On Geekbench, the Z2 Tablet scored 711 (single-threaded, ST) and 1997 (multi-threaded, MT) when it was freshly turned on, without any other programs running. The device scored 694 (ST) and 1960 (MT) when it had been on for a while, with a couple of programs also open. In what might represent an overworked mode, it scored 540 (ST) and 1247 (MT).
If I take the mid-range scores 694 (ST) and 1960 (MT) to be a fair representation of normal operations. Performance-wise, the Xperiza Z2 Tablet is comparable to the Nexus 7, the LG G Pad, which are two good tablets as well.
On GFX (previously known as GLBenchmark), running the Manhattan and T-Rex tests in 1080p off-screen mode, the Xperia Z2 Tablet scored 11.7 fps and 27.2 fps respectively when freshly turned on with no other applications; and 11.6 fps and 27.5 fps after being in use for a while, with a few competing programs.
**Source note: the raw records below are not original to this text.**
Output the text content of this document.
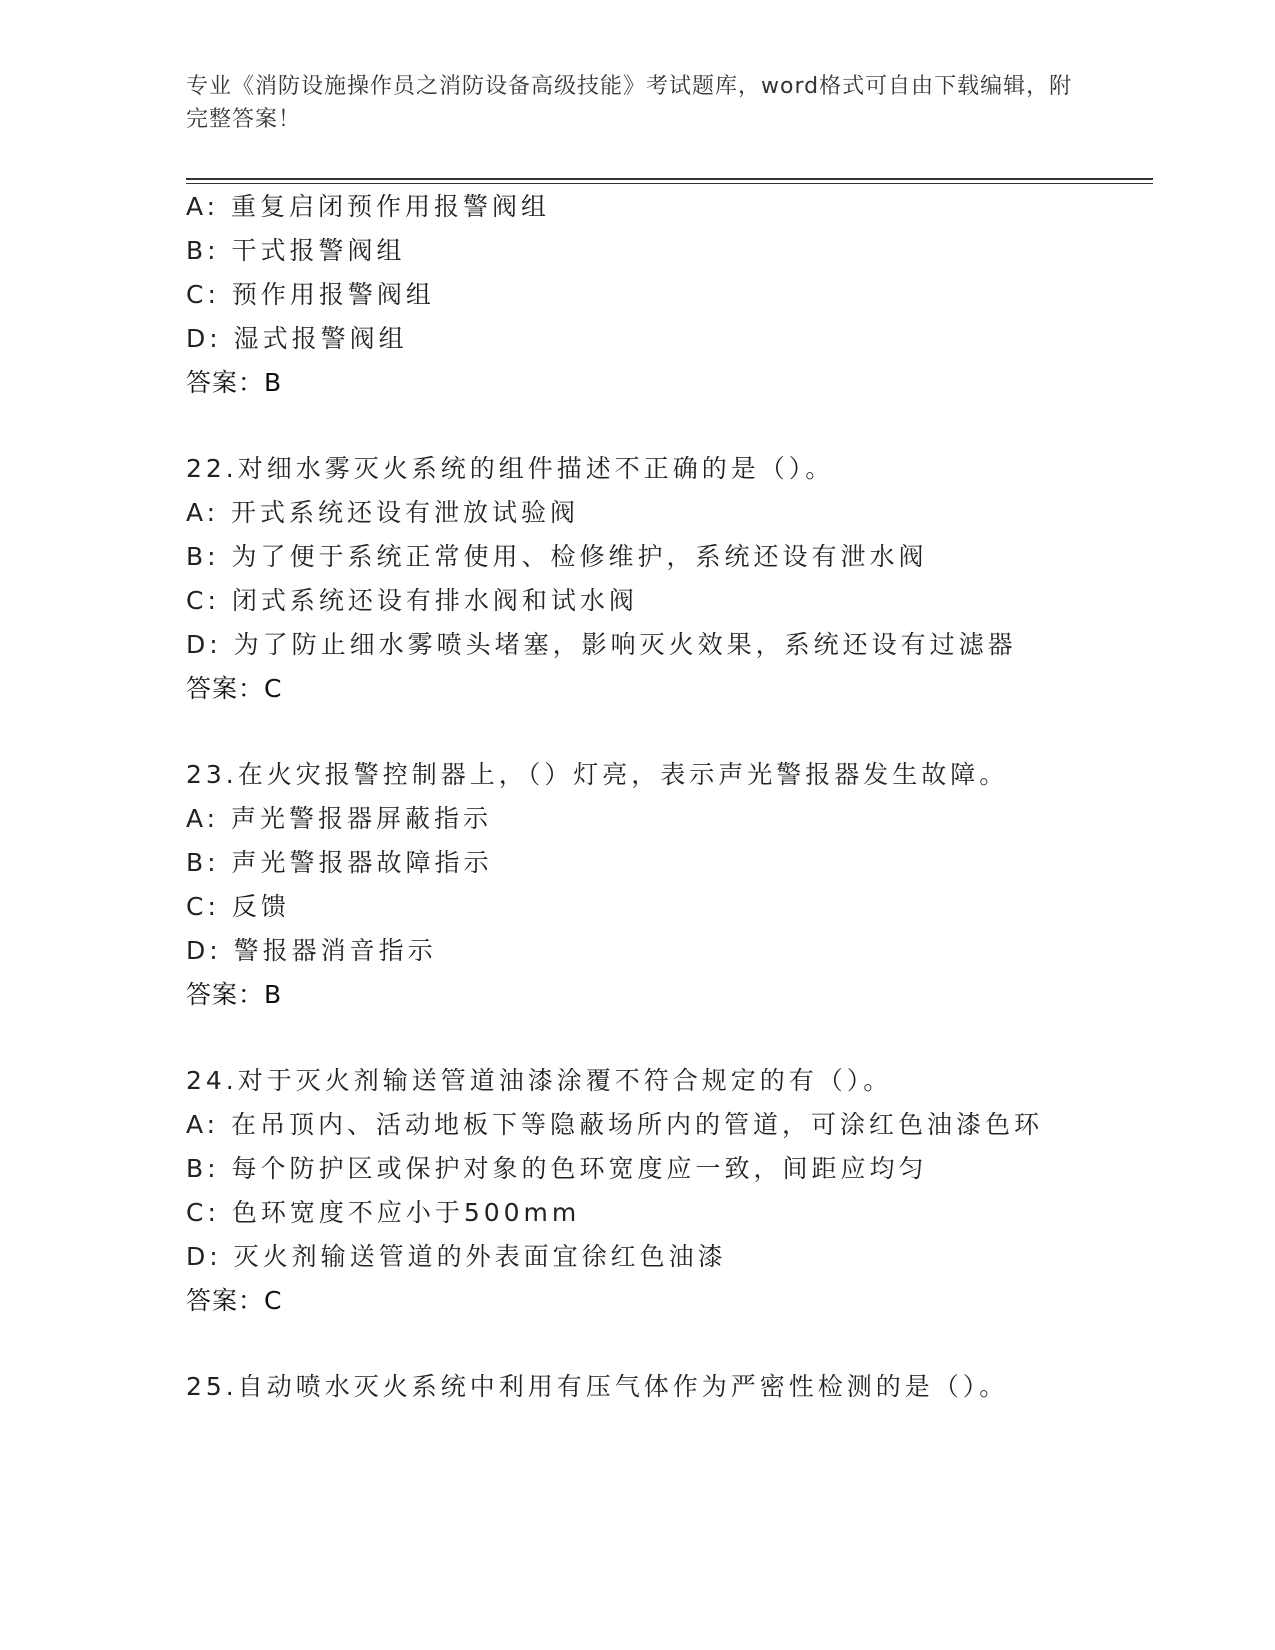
专业《消防设施操作员之消防设备高级技能》考试题库，word格式可自由下载编辑，附完整答案！
A: 重复启闭预作用报警阀组
B: 干式报警阀组
C: 预作用报警阀组
D: 湿式报警阀组
答案：B
22.对细水雾灭火系统的组件描述不正确的是（）。
A: 开式系统还设有泄放试验阀
B: 为了便于系统正常使用、检修维护，系统还设有泄水阀
C: 闭式系统还设有排水阀和试水阀
D: 为了防止细水雾喷头堵塞，影响灭火效果，系统还设有过滤器
答案：C
23.在火灾报警控制器上，（）灯亮，表示声光警报器发生故障。
A: 声光警报器屏蔽指示
B: 声光警报器故障指示
C: 反馈
D: 警报器消音指示
答案：B
24.对于灭火剂输送管道油漆涂覆不符合规定的有（）。
A: 在吊顶内、活动地板下等隐蔽场所内的管道，可涂红色油漆色环
B: 每个防护区或保护对象的色环宽度应一致，间距应均匀
C: 色环宽度不应小于500mm
D: 灭火剂输送管道的外表面宜徐红色油漆
答案：C
25.自动喷水灭火系统中利用有压气体作为严密性检测的是（）。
The XPERIA Z2 tablet scores particularly well with legacy OpenGL ES applications.
Waterproof (Very Good+)
For the finale, I took the Z2 Tablet out to my local café and poured a cup of water over it (while astonished onlooker watched). When the flaps for the charging port and the memory card were sealed, the device seemed fully protected. My biggest worry was the speaker slots, designed as indentations along the lower corner where the bezel meets the screen.
What if water should seep through those openings into the inner circuitry? But my concerns tuned out to be unwarranted. The water quickly rolled off the screen, and after a few dabs with a towel to dry the device, it was operating as normal. It convinced me the device would withstand normal water contact, like splashes from the bathtub, moisture from wet hands, or accidental spill over the device. It’s important, though, to keep the cover flaps firmly closed if you’re going to expose it to water. Check out my video:
Conclusion (Very Good)
Weighing 15.5 oz and measuring 0.25 inch thick, the Z2 Tablet is a hairbreadth lighter and slimmer than the iPad Air, which weighs 1 LB and measures 0.29 inch thick. Suggested price for the Z2 is $499, same as the iPad Air’s published price. The Sony Xperia Z2 Tablet is a great device for multimedia fans in search of a portable, personal viewer.
It’s also a great way to present your creative work, like digital drawings and photography, to clients. The X-Reality color enhancement makes them look sharper. It’s light enough for extended handheld usage, so, with a few apps that can mimic the painting process, you could use the device for outdoor sketching and drawing. (Beware of sun glare, however.) Because of the waterproof feature, you may choose to operate the Z2 Tablet by the pool or in the bathtub with little or no anxiety of water damage.